A list of my publications is here.
Below is a description of research assistantships/projects in which I have been involved.


AFD Mining

Approximate Functional Dependencies (AFDs) are a probabilistic extension of the traditional concept of Functional Dependencies. AFDs are the formalization of rules which are some measured "closeness" to being a Functional Dependency. The search space for AFD mining is powerset lattices where the error threshold characterizes a boundary in the lattice of acceptable rules.
Mined AFDs are used in a wide variety of applications. They have been shown useful in bootstrapping Bayesian classifiers, query optimizers, query answering, and other applications.

Engineering a Framework
The Modular Lattice Search (MoLS) framework is based on a conceptual modularization of algorithms used to search powerset lattices where the framework's template handles generic aspects of the algorithm while plug-ins complete the template and allow the mining process to be customized. The use of plug-ins makes MoLS a mining tool which can be adapted to developers' needs instead of having to add pre/post mining modules.

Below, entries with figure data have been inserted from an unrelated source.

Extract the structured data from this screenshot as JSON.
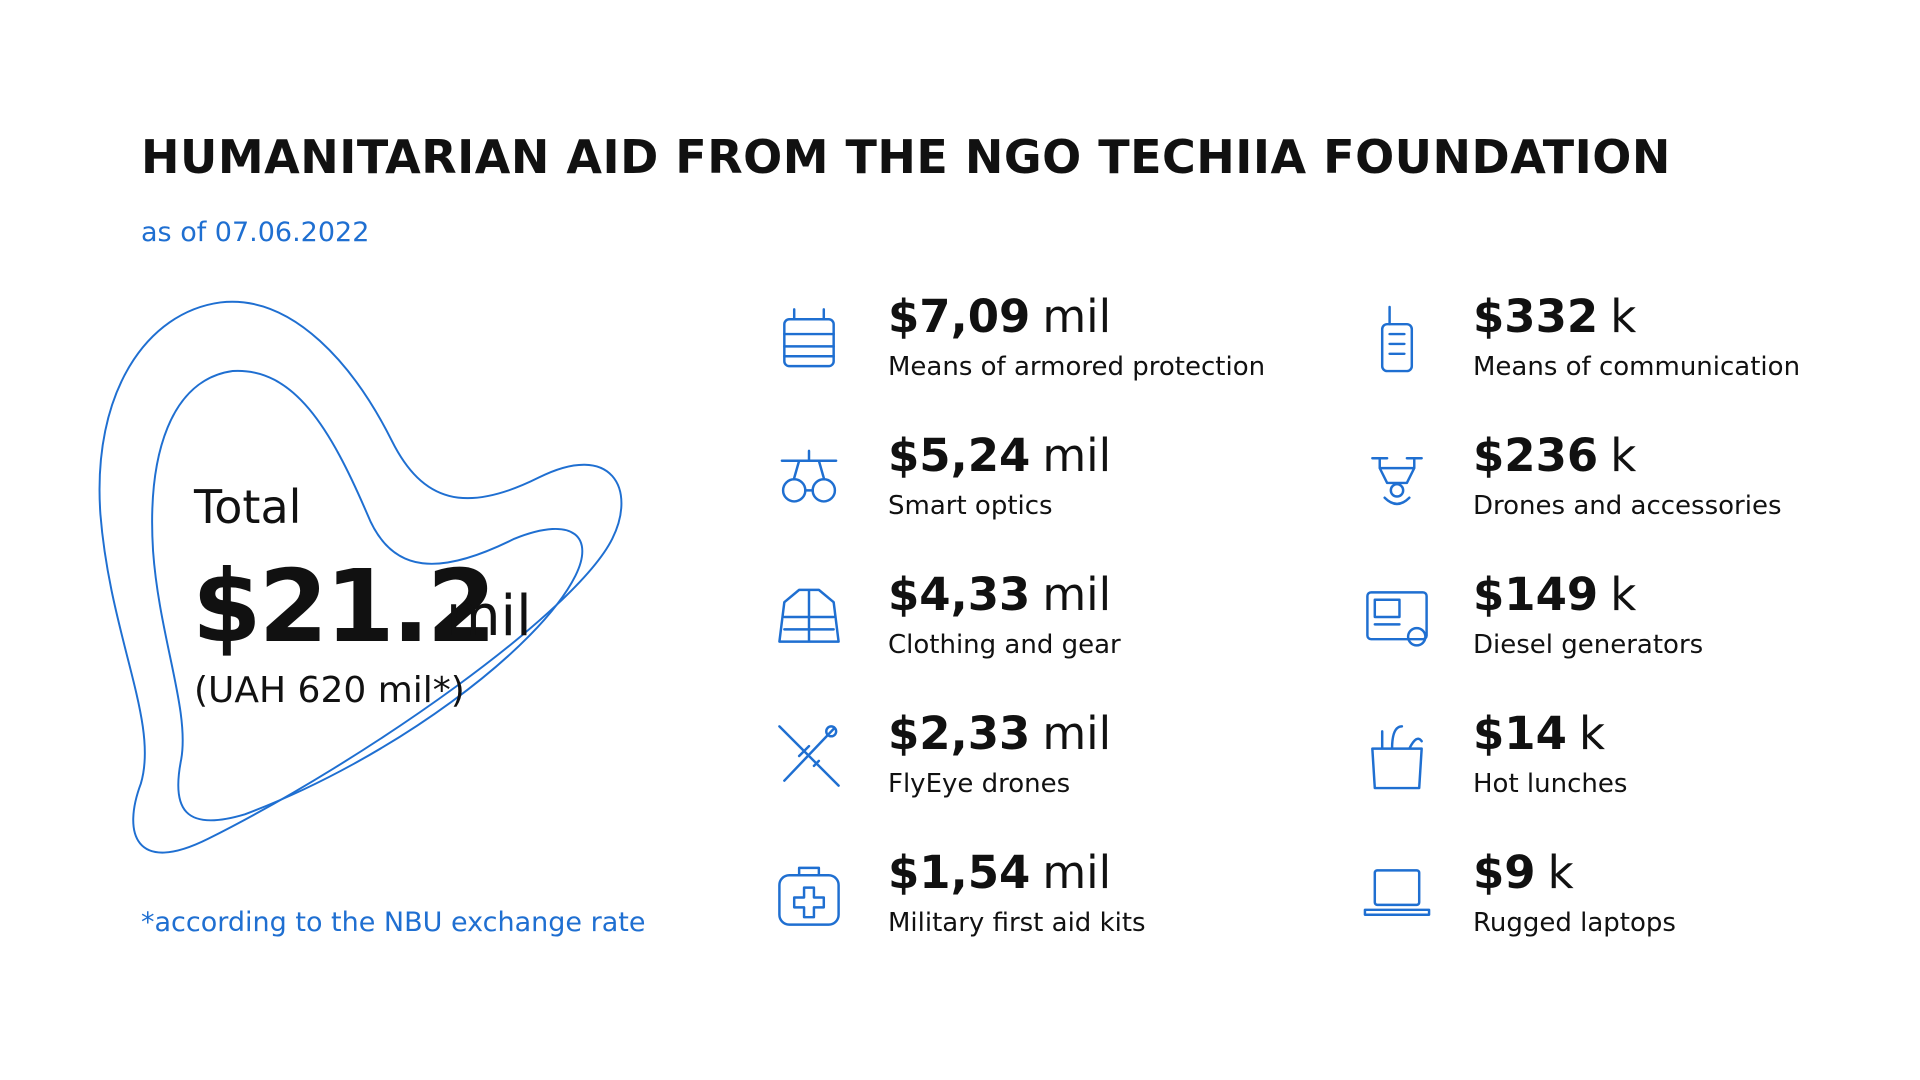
{
  "header": {
    "title": "HUMANITARIAN AID FROM THE NGO TECHIIA FOUNDATION",
    "subtitle": "as of 07.06.2022"
  },
  "total": {
    "label": "Total",
    "amount": "$21.2",
    "unit": "mil",
    "note": "(UAH 620 mil*)"
  },
  "footnote": "*according to the NBU exchange rate",
  "items": [
    {
      "amount": "$7,09",
      "unit": "mil",
      "label": "Means of armored protection"
    },
    {
      "amount": "$5,24",
      "unit": "mil",
      "label": "Smart optics"
    },
    {
      "amount": "$4,33",
      "unit": "mil",
      "label": "Clothing and gear"
    },
    {
      "amount": "$2,33",
      "unit": "mil",
      "label": "FlyEye drones"
    },
    {
      "amount": "$1,54",
      "unit": "mil",
      "label": "Military first aid kits"
    },
    {
      "amount": "$332",
      "unit": "k",
      "label": "Means of communication"
    },
    {
      "amount": "$236",
      "unit": "k",
      "label": "Drones and accessories"
    },
    {
      "amount": "$149",
      "unit": "k",
      "label": "Diesel generators"
    },
    {
      "amount": "$14",
      "unit": "k",
      "label": "Hot lunches"
    },
    {
      "amount": "$9",
      "unit": "k",
      "label": "Rugged laptops"
    }
  ]
}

A part of MoLS's development was designing the Rule Store, a portion of the framework which manages information learned during the search process. This includes the ability to infer the status of rules yet to be considered based on the known status of rules already explored. Inferencing allows rules to be considered but create savings by avoiding the calculation of the approximation value.

Algorithm Development
The Lozenge Search algorithm is an iterate-by-attribute template search algorithm. It provides a skeleton for searching and then allows traditional search algorithms, such as breadth or depth first search, to be plugged in for searching a specific lattice.

The Rule Store providing inferencing functionality motivated a new consideration of what algorithm is best suited for AFD mining. From this came the development depth first search (DFS) algorithms which considers a larger search space than the traditionally used breadth first search (BFS), but with inferencing DFS algorithms' provide savings by calculating fewer approximation values. The final step in this process was the development of AKD a heuristic guided DFS algorithm which consistently improves performance by orders of magnitude.

Performance
We have developed a number of depth first and breadth first algorithm variants. In testing we have found that DFS algorithms taking advantage of the inferencing abilities of MoLS improved performance by up to 90% in some tests. DFS algorithms consistently improved performance by 30 and 40%.



Conceptual Mapping approach to Data Integration

I worked with Cognitive Psychologist, Rob Goldstone from January 2008-Summer 2009 to extend ABSURDIST the concept mapping system he developed. ABSURDIST represents a conceptual system as a graph with nodes as concepts and relationships between concepts as edges in the graph. All relationships are based on a generic model which is adapted to the specifics of relationships within a given domain. This allows ABSURDIST to potentially be applicable whenever information can be represented as graphs of concepts. ABSURDIST uses an iterative global error optimization algorithm to perform graph matching between the two conceptual systems. We adapted ABSURDIST to two different data integration problems.

Schema Matching
The AbsMatcher system integrates two data sets by treating attributes as concepts and then trying to find correspondences between attributes in each data set. In order to do this AbsMatcher first automatically mines a graph for each data set with attributes as concepts. AbsMatcher's contribution is the relationships which are automatically mined to create a graph for each data set. Entropy relationships use the data to look for statistical patterns which judge too unique to be random occurrences. Semantic relationships use attribute names to query Yahoo!. Based the number of results for queries the semantic relatedness of two attributes is measured and used to create edges in the graph. These forms of relationships are interesting because they are broadly applicable and not dependent on data being in a specific format These graphs representing the relatedness of attributes are then combined with direct comparison of attributes in two systems during the graph matching process.

GIS Data Integration
Most recently we have been using ABSUDIST to test how robust it is for matching graphs based on GIS data. We mine graphs using Yahoo! Local Search of varying qualities and then test how well ABSURDIST can matches in the face of information degradation.



Machine Learning

Multiple Instance Learning in Cheminformatics

Over the summer of 2007, I did an RAship with Rajarshi Guha. I used the R programming language to implement the EM algorithm, an iterative global optimization algorithm which uses linear regression.We implemented two new features as improvements. The first was seeding the algorithm with a model based on aggregate data values in order to provide more consistent results compared to seeding with a model based on random values. The second improvement was to use noise to help avoid local minimums.